More massive white dwarfs are more compact and have stronger surface gravitational fields. It takes less fuel to set off the thermonuclear runaway that causes the explosion - and therefore less time to gather the fuel and less time between nova events. V745 Sco likely hosts a white dwarf close to the maximum mass possible - a star with a mass close to the "Chandrasekhar Limit" of about 1.4 times the mass of the Sun.  Add too much more mass and the star will no longer be able to support its own weight and will collapse and explode in the conflagration of a Type 1a supernova. 
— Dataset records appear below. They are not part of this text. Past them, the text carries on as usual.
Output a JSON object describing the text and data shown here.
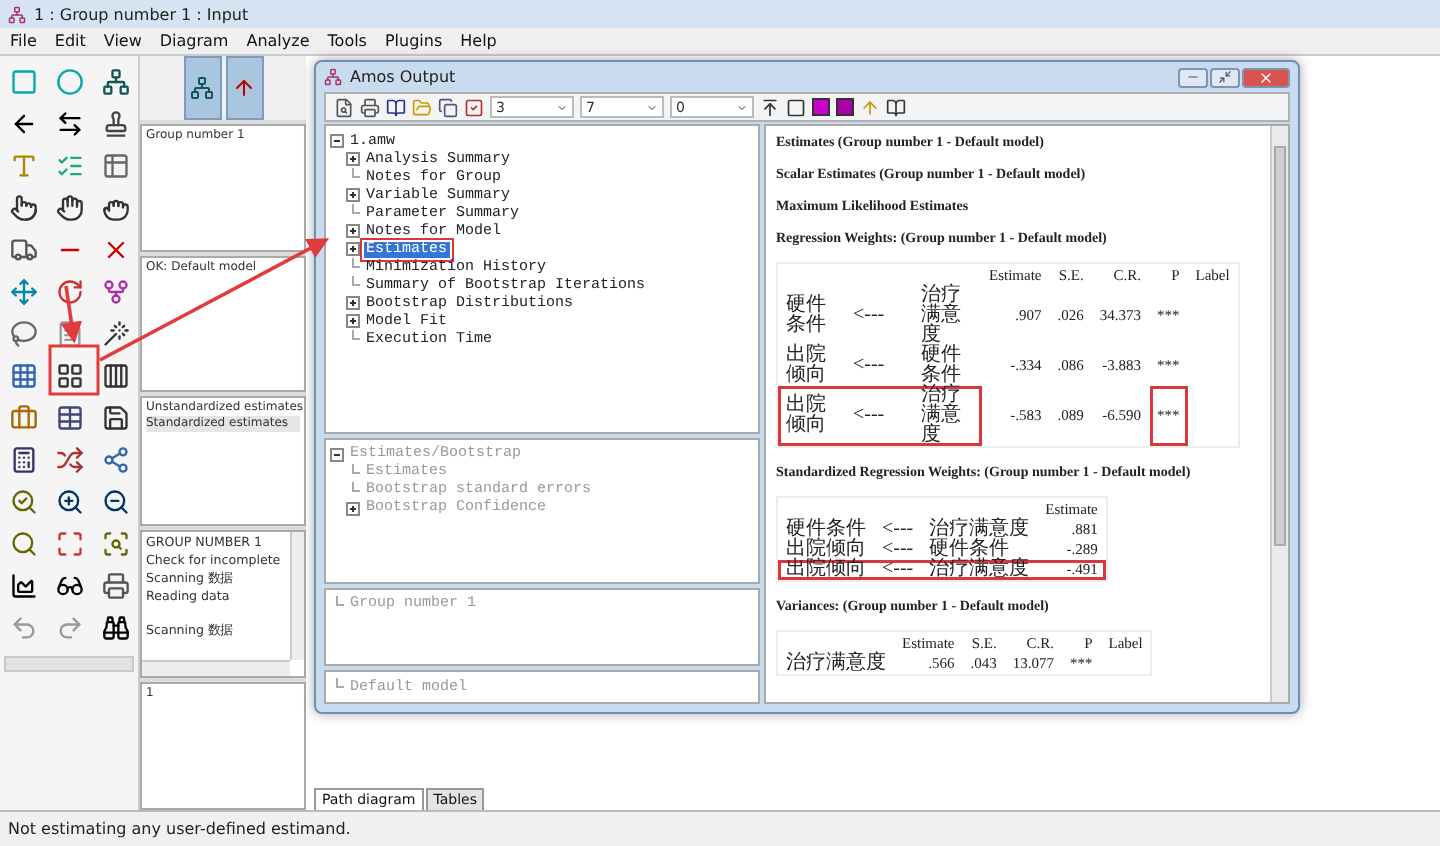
{
  "main_window": {
    "title": "1 : Group number 1 : Input"
  },
  "menu": [
    "File",
    "Edit",
    "View",
    "Diagram",
    "Analyze",
    "Tools",
    "Plugins",
    "Help"
  ],
  "panels": {
    "groups": [
      "Group number 1"
    ],
    "models": [
      "OK: Default model"
    ],
    "estimates": [
      {
        "label": "Unstandardized estimates",
        "selected": false
      },
      {
        "label": "Standardized estimates",
        "selected": true
      }
    ],
    "log": [
      [
        "GROUP NUMBER 1",
        "Check for incomplete",
        "Scanning 数据",
        "Reading data"
      ],
      [
        "Scanning 数据"
      ]
    ],
    "files": [
      "1"
    ]
  },
  "tabs": [
    {
      "label": "Path diagram",
      "selected": true
    },
    {
      "label": "Tables",
      "selected": false
    }
  ],
  "status_bar": "Not estimating any user-defined estimand.",
  "output_window": {
    "title": "Amos Output",
    "toolbar_fields": [
      "3",
      "7",
      "0"
    ],
    "trees": [
      {
        "disabled": false,
        "items": [
          {
            "label": "1.amw",
            "expanded": true,
            "selected": false,
            "highlighted": false,
            "children": [
              {
                "label": "Analysis Summary",
                "expanded": false,
                "selected": false,
                "highlighted": false
              },
              {
                "label": "Notes for Group",
                "selected": false,
                "highlighted": false
              },
              {
                "label": "Variable Summary",
                "expanded": false,
                "selected": false,
                "highlighted": false
              },
              {
                "label": "Parameter Summary",
                "selected": false,
                "highlighted": false
              },
              {
                "label": "Notes for Model",
                "expanded": false,
                "selected": false,
                "highlighted": false
              },
              {
                "label": "Estimates",
                "expanded": false,
                "selected": true,
                "highlighted": true
              },
              {
                "label": "Minimization History",
                "selected": false,
                "highlighted": false
              },
              {
                "label": "Summary of Bootstrap Iterations",
                "selected": false,
                "highlighted": false
              },
              {
                "label": "Bootstrap Distributions",
                "expanded": false,
                "selected": false,
                "highlighted": false
              },
              {
                "label": "Model Fit",
                "expanded": false,
                "selected": false,
                "highlighted": false
              },
              {
                "label": "Execution Time",
                "selected": false,
                "highlighted": false
              }
            ]
          }
        ]
      },
      {
        "disabled": true,
        "items": [
          {
            "label": "Estimates/Bootstrap",
            "expanded": true,
            "selected": false,
            "children": [
              {
                "label": "Estimates",
                "selected": false
              },
              {
                "label": "Bootstrap standard errors",
                "selected": false
              },
              {
                "label": "Bootstrap Confidence",
                "expanded": false,
                "selected": false
              }
            ]
          }
        ]
      },
      {
        "disabled": true,
        "items": [
          {
            "label": "Group number 1",
            "selected": false
          }
        ]
      },
      {
        "disabled": true,
        "items": [
          {
            "label": "Default model",
            "selected": false
          }
        ]
      }
    ],
    "content": [
      {
        "kind": "heading",
        "text": "Estimates (Group number 1 - Default model)"
      },
      {
        "kind": "heading",
        "text": "Scalar Estimates (Group number 1 - Default model)"
      },
      {
        "kind": "heading",
        "text": "Maximum Likelihood Estimates"
      },
      {
        "kind": "heading",
        "text": "Regression Weights: (Group number 1 - Default model)"
      },
      {
        "kind": "wrapped_table",
        "columns": [
          "",
          "",
          "",
          "Estimate",
          "S.E.",
          "C.R.",
          "P",
          "Label"
        ],
        "rows": [
          {
            "cells": [
              "硬件条件",
              "<---",
              "治疗满意度",
              ".907",
              ".026",
              "34.373",
              "***"
            ],
            "highlighted": false,
            "p_highlighted": false
          },
          {
            "cells": [
              "出院倾向",
              "<---",
              "硬件条件",
              "-.334",
              ".086",
              "-3.883",
              "***"
            ],
            "highlighted": false,
            "p_highlighted": false
          },
          {
            "cells": [
              "出院倾向",
              "<---",
              "治疗满意度",
              "-.583",
              ".089",
              "-6.590",
              "***"
            ],
            "highlighted": true,
            "p_highlighted": true
          }
        ]
      },
      {
        "kind": "heading",
        "text": "Standardized Regression Weights: (Group number 1 - Default model)"
      },
      {
        "kind": "table",
        "columns": [
          "",
          "",
          "",
          "Estimate"
        ],
        "rows": [
          {
            "cells": [
              "硬件条件",
              "<---",
              "治疗满意度",
              ".881"
            ],
            "highlighted": false
          },
          {
            "cells": [
              "出院倾向",
              "<---",
              "硬件条件",
              "-.289"
            ],
            "highlighted": false
          },
          {
            "cells": [
              "出院倾向",
              "<---",
              "治疗满意度",
              "-.491"
            ],
            "highlighted": true
          }
        ]
      },
      {
        "kind": "heading",
        "text": "Variances: (Group number 1 - Default model)"
      },
      {
        "kind": "table",
        "columns": [
          "",
          "Estimate",
          "S.E.",
          "C.R.",
          "P",
          "Label"
        ],
        "rows": [
          {
            "cells": [
              "治疗满意度",
              ".566",
              ".043",
              "13.077",
              "***"
            ],
            "highlighted": false
          }
        ]
      }
    ]
  }
}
V745 Sco is also special because it is a symbiotic nova - a white dwarf accreting from the extended atmosphere and wind of an evolved giant star rather than from a K or M dwarf star like most novae. The explosion sets off a blast wave through the gas.  The shock wave heats the gas to millions of degrees and we can observe it in the X-rays with sophisticated instruments such as the Chandra X-ray Observatory High Energy Transmission Grating Spectrometer. Careful analysis of data obtained by Chandra two weeks after the nova discovery enabled us to study the blast wave in detail.  We found that the blast was quite aspherical, and could deduce the energy of the explosion and verify estimates of the density of the red giant wind in the immediate vicinity.  We could also estimate the mass thrown off in the explosion and compare it with the mass needed to trigger the blast for various white dwarf masses. The mass ejected  - a few millionths of a solar mass - appears to be less than that required to trigger an explosion even for the most massive white dwarf.  The white dwarf must be close to the Chandrasekhar Limit to have undergone a nova at all.  But also some mass must have been retained on the white dwarf.  This means the white dwarf is growing in mass, and creeping inexorably toward a supernova demise.  This work was published in the 2016 July 10 edition of the Astrophysical Journal.